**Charles Torre, professor of physics at Utah State University and a researcher in gravitational and mathematical physics, provides this answer:**

Image: History of Mathematics |

Electric charges and magnets do indeed "distort space," but this happens on a couple of levels.

First, a word of background. According to the current best theory of gravitation, which is contained in Albert Einstein's famous general theory of relativity, a gravitational field represents a curvature of space-time, rather than a distortion of it. Anything that carries energy, momentum and stresses is a source of a gravitational field, that is, a curvature of space-time.

Electric charges and magnets are manifestations of certain types of matter, most particularly electrons. Since matter carries energy (via Einstein's famous relation that energy is mass times the speed of light squared), such objects will have a gravitational field and so they will distort space-time. So one way in which a charge or a magnet will distort space-time is by virtue of its matter.

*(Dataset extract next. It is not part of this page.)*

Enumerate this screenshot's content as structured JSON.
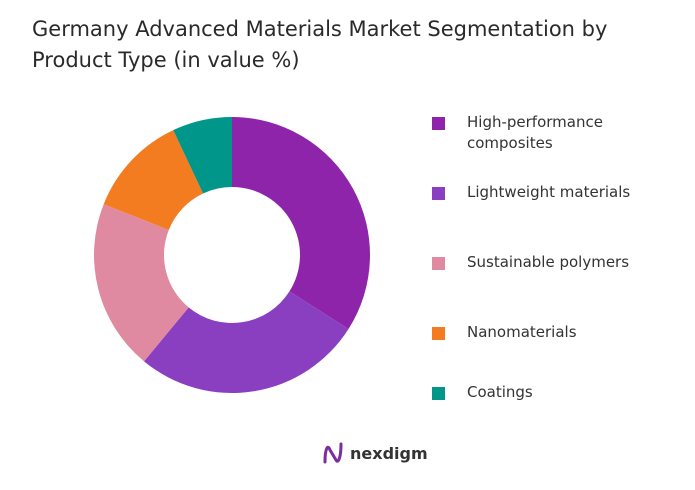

That answer may not sound too impressive, but there is more. . . .

You see, electromagnetic fields themselves carry energy
(and momentum and stresses). The energy density carried by an electromagnetic field can be computed by adding the square
of the electric field intensity to the square of the magnetic field intensity. As another example, a beam of light (produced from,
say, a laser) consists of an electromagnetic field, and it will exert a force on charged particles. Thus the electromagnetic field
carries momentum. Because an electromagnetic field contains energy, momentum, and so on, it will produce a gravitational
field of its own. This gravitational field is *in addition* to that produced by the matter of the charge or magnet.

A simple example of the gravitational (or space-time curvature) effect of electric charges arises in the "Reissner-Nordstrom" solution to Einstein's gravitational field equations. This solution describes the gravitational field in the exterior of a spherical body with non-zero net electric charge. (The solution describing the special case in which the net electric charge is zero is the famous "Schwarzschild solution" to the gravitational field equations.) From the Reissner-Nordstrom solution, it is clear that the motion of test particles in the gravitational field of the spherically symmetric body depends on whether or not the body carries a charge. Just as the Schwarzschild solution can be extended to describe the famous phenomenon of a "black hole," the Reissner-Nordstrom solution can be extended to describe a "charged black hole." For an electrically charged black hole, the gravitational field of the hole includes a contribution due to the presence of an electric field.

I do not know (and I doubt) whether this aspect of gravitational theory (that electromagnetic fields produce gravitational fields) has been directly tested by experiment. The difficulty is that the gravitational field produced by a typical electromagnetic field you can produce in a laboratory is predicted to be very, very weak. A better place to look for gravitational effects due to electromagnetic fields would be in astrophysical objects carrying a significant net electric charge. Unfortunately, to my knowledge, such objects are expected to be hard to come by. So while the answer to the question is definitely "yes" according to theory, the experimental status of this effect appears to be somewhat open.

If you want to read more about some of these ideas, you might try
*Space, Time, and Gravity,* by Robert Wald (University of Chicago Press, 1992). This book is aimed at non-specialists.
For a more detailed mathematical treatment, you can consult any text on the general theory of relativity.